The U.S. still leads the world in total number of broadband lines, with 54.5 million as of 3Q06, as shown in Figure 2. The closest rival to the U.S. in sheer number of lines is China with 48.6 million. Both countries are experiencing significant growth, although China is somewhat outpacing the U.S. In 3Q06, China added 3.5 million new broadband lines, while the U.S. added only 2.9 million. Rounding out the top three, Japan added 1.2 million lines during the same quarter. It is estimated that China will surpass the U.S. this year in terms of total broadband lines deployed.
The remainder of the top ten countries falls well below the leaders in terms of total broadband lines deployed, but are nevertheless also experiencing steady growth. Interestingly, none of the top ten are among the current world leaders in annual growth rates as a percentage of their existing broadband subscriber base. The country with the highest annual growth rate is Greece at 243%. In second place is India with an annual growth rate of 185%, followed by Croatia at 150%.
Today, broadband penetration worldwide is only 4.75%, where penetration is defined as the percentage of Internet users whose primary access is via broadband. North America has the highest broadband penetration rate at almost 20%, closely followed by Western Europe at just over 18%. The next highest region is Asia-Pacific coming in at only 8%. This data clearly shows that the market for broadband is still wide open in many regions of the world, led by areas such as Eastern Europe, the Middle East, Africa, and Latin America. It is no coincidence that these regions also have the lowest Internet penetration rates; again supporting the concept that growth in Internet and broadband are now tightly coupled.

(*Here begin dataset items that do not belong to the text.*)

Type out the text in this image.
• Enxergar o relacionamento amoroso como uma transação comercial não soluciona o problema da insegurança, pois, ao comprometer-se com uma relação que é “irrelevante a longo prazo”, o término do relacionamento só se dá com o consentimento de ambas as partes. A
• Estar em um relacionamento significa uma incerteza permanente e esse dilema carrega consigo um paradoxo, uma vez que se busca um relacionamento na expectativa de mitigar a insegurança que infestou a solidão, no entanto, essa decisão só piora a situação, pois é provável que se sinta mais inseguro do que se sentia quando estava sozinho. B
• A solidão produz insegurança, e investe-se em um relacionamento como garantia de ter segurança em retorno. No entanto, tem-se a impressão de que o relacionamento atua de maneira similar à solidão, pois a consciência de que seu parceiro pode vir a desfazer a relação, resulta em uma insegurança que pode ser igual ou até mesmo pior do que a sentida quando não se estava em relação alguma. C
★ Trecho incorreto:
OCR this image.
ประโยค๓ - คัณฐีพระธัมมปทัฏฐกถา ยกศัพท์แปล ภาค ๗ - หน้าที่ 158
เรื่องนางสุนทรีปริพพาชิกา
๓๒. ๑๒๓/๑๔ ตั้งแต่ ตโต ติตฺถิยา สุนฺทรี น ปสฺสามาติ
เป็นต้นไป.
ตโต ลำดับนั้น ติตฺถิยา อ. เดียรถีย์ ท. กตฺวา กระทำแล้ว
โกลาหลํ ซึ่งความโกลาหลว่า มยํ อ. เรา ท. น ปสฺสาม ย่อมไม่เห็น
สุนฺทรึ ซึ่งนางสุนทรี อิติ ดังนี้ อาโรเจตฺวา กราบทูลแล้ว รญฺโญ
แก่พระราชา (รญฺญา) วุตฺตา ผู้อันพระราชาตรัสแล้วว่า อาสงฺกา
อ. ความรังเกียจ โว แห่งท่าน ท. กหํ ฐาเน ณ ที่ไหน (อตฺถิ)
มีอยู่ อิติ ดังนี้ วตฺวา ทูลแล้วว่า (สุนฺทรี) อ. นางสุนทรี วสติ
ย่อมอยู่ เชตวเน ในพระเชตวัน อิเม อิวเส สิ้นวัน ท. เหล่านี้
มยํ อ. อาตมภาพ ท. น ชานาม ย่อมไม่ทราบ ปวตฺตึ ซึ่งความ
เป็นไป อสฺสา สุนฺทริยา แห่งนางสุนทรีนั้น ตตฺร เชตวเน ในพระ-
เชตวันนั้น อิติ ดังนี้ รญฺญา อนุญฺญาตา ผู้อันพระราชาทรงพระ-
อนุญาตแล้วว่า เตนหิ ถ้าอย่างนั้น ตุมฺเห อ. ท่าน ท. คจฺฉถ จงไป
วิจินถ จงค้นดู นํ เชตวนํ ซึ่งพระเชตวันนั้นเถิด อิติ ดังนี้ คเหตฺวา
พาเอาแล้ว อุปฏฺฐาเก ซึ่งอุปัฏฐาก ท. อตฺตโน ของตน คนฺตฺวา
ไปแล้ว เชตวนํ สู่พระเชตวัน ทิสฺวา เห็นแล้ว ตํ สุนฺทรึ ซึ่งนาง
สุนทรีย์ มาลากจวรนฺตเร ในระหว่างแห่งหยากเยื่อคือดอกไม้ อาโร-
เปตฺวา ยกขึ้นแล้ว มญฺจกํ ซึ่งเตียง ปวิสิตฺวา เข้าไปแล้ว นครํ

DSL Is King--Except in U.S.
Internationally, DSL accounts for the lion's share of all broadband lines deployed. As of the beginning of 2007, there are an estimated 180 million DSL lines in place worldwide. There are approximately 60 million cable lines deployed globally, while FTTx (fiber technologies) accounts for another 23 million lines worldwide.
The U.S. is the only country with a higher number of cable lines than DSL. Almost 53% of all broadband connections in the U.S. are deployed via cable--a testimony to the strength of the cable industry in the States. DSL is growing in the U.S. and may eventually surpass cable, but both technologies will likely maintain a near 50/50 share for quite some time to come.
Computer Economics projects that the number of worldwide broadband lines will exceed 500 million by the end of 2010. As broadband growth continues to accelerate, this will also fuel growth in Internet connectivity on a global basis. We expect that by year-end 2010 approximately one-third of the world population will be active members of the global Internet community.